Key Point
Global demand for palletizing film is about 6.4 million tons (about 14.1 billion pounds), 81 percent of which is pallet stretch film. With regulations related to environmental protection, many consumer packaged goods companies and retailers have committed to using recyclable content in plastic packaging. The use of recycled materials in stretch film production is very limited in the short term due to infrastructure, collection, sorting and reprocessing challenges. The infrastructure to collect, clean and re-pellet the required PCR is simply not available. Recycled content stretch films currently do not exhibit the performance criteria needed to achieve a lower total virgin resin and a lower carbon footprint per load.
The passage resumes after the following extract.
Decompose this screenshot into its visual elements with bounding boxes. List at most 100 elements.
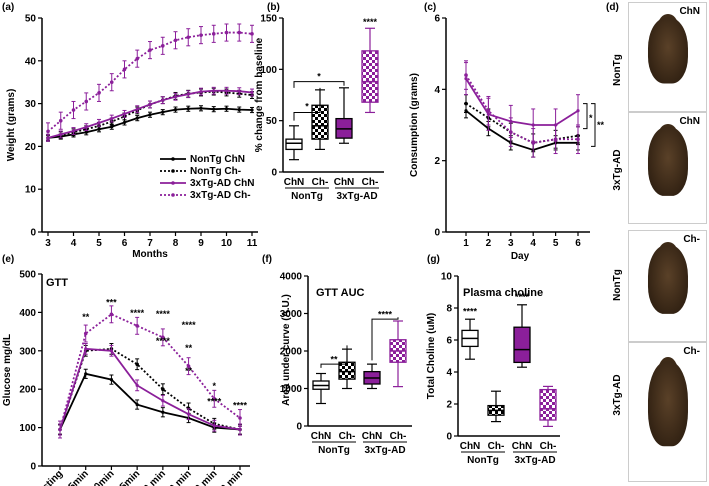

(1) Consider the environmental impact trade-offs of using inefficient resin film alternatives, the negative impact on carbon footprint and the increased cost to consumers. If 30% PCR content film becomes the new norm, our world could produce more carbon emissions during production and transportation and require more virgin resin.
(2) With global demand for pallet stretch packaging growing at about 4.5% per year since 2019, the trade-offs are significant (and growing).
(3) Better packaging technologies, ultra-high efficiency films, and a focus on end-of-line operations offer significant plastic and CO2 reduction opportunities before moving to PCR as an alternative. Packaging companies can work to improve load packaging efficiency and cleaner collection of used film to improve the availability of high-quality post-consumer recycled content downstream.